Statue de l'Amiral de Brueys

Des cartes postales du début du XXème siècle (patrimoine photographique) et un écrit en Languedocien de Léon Alègre, peintre archéologue de Bagnols sur Cèze, nous font revivre la statue du Vice-amiral BRUEYS qui trônait sur la promenade des Marronniers. Mais qui était donc ce personnage ?

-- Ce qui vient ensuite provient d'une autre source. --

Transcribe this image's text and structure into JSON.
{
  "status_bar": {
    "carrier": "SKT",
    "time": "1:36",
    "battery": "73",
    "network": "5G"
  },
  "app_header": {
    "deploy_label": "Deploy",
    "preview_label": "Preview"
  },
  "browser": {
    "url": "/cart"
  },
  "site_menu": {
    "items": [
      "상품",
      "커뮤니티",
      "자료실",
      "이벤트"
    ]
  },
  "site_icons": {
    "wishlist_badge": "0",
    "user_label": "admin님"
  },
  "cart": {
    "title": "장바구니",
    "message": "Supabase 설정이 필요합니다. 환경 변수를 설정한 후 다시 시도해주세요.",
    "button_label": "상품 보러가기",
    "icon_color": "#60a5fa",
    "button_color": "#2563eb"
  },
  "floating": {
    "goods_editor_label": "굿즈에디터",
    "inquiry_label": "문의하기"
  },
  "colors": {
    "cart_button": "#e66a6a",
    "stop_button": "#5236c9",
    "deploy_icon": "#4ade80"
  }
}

Le Comte de BRUEYS François Paul d'Aigaliers est né le 12 février 1753 à Uzès (paroisse de Saint Julien). Il est le fils du Baron François Gabriel de BRUEYS d'Aigaliers, Capitaine au régiment de Forez, Chevalier de Saint-Louis et de Marie de VIVET de Servezan.
Il fit ses études à Beaucaire puis Uzès et s’engagea dans la Marine à l'âge de 13 ans. Il partit au Levant (Syrie, Liban, Iran) comme volontaire sur le vaisseau le Protecteur.
Le 29 mai 1785, il épousa à Port-Royal de la Martinique, Marie Anne AUBIN de Bellevue dont il eut 3 enfants.
Ensuite, il devint Lieutenant de la Marine royale sous l'Ancien Régime et participa à la guerre
d'indépendance des Etats-Unis.

brueys.jpg

François-Paul, comte de Brueys d'Aigailliers, vice-amiral

Au commencement de la révolution, quoique noble, il n'émigra pas, et, fut promu Capitaine de vaisseau à la fin de 1792. Il eut le commandement d'un vaisseau qui fit partie de l'escadre conduite par le Contre-amiral Truguet (commande les forces navales de la Méditerranée) sur les côtes de Naples et de Sardaigne.
Frappé par la loi qui excluait les nobles des emplois civils et militaires, il est destitué en 1793. Il fut rappelé sous le ministère de Truguet. (Ministre de la Marine et des Colonies du Directoire du 4 novembre 1795 au 15 juillet 1797) et réintégré en 1795. Il est nommé Major Général sous le commandement de l’Amiral Justin Bonaventure Morard de Galles pendant l'expédition d'Irlande en 1796.
Promu Contre-amiral en novembre 1796, Truguet lui donna l'ordre d'aller croiser dans l'Adriatique, mais lorsqu'il arriva à Venise, la paix avec l’Autriche avait été conclue (Traité de paix de Campo Formio signé le 17 octobre 1797). De ce fait, il fit voile vers les îles Ioniennes, et fut obligé, pour y rester un certain temps, d'avoir recours à Ali Pacha de Janina (fut le gouverneur de la région de l'Épire pour le compte de l'Empire ottoman). Il s'empara des îles ioniennes et des navires vénitiens mouillés à Corfou puis retourna à Toulon.
Napoléon Bonaparte le remarqua et le nomma Commandant en chef de la flotte (194 navires et 19.000 hommes) destinée à transporter l'Expédition d'Égypte (de 1798 à 1801).
A la suite de la prise de Malte, il se dirigea vers Alexandrie et après avoir échappé presque par miracle à la poursuite de Nelson., il arriva dans la rade d'Aboukir le 2 juillet 1798 (baie située à 23 Kms au nord-est d'Alexandrie).
L’amiral Brueys, sachant qu’il allait être attaqué avait choisi cette position car il pensait que ses équipages réduits et peu expérimentés avaient de meilleures chances dans la rade qu’en pleine mer. Napoléon, avec son grand bon sens habituel, pressentant que Brueys ne pourrait résister à Nelson, lui avait dépêché une estafette avec l’ordre de se réfugier à Corfou. Hélas ! le capitaine porteur de la missive fut intercepté et tué en cours de route.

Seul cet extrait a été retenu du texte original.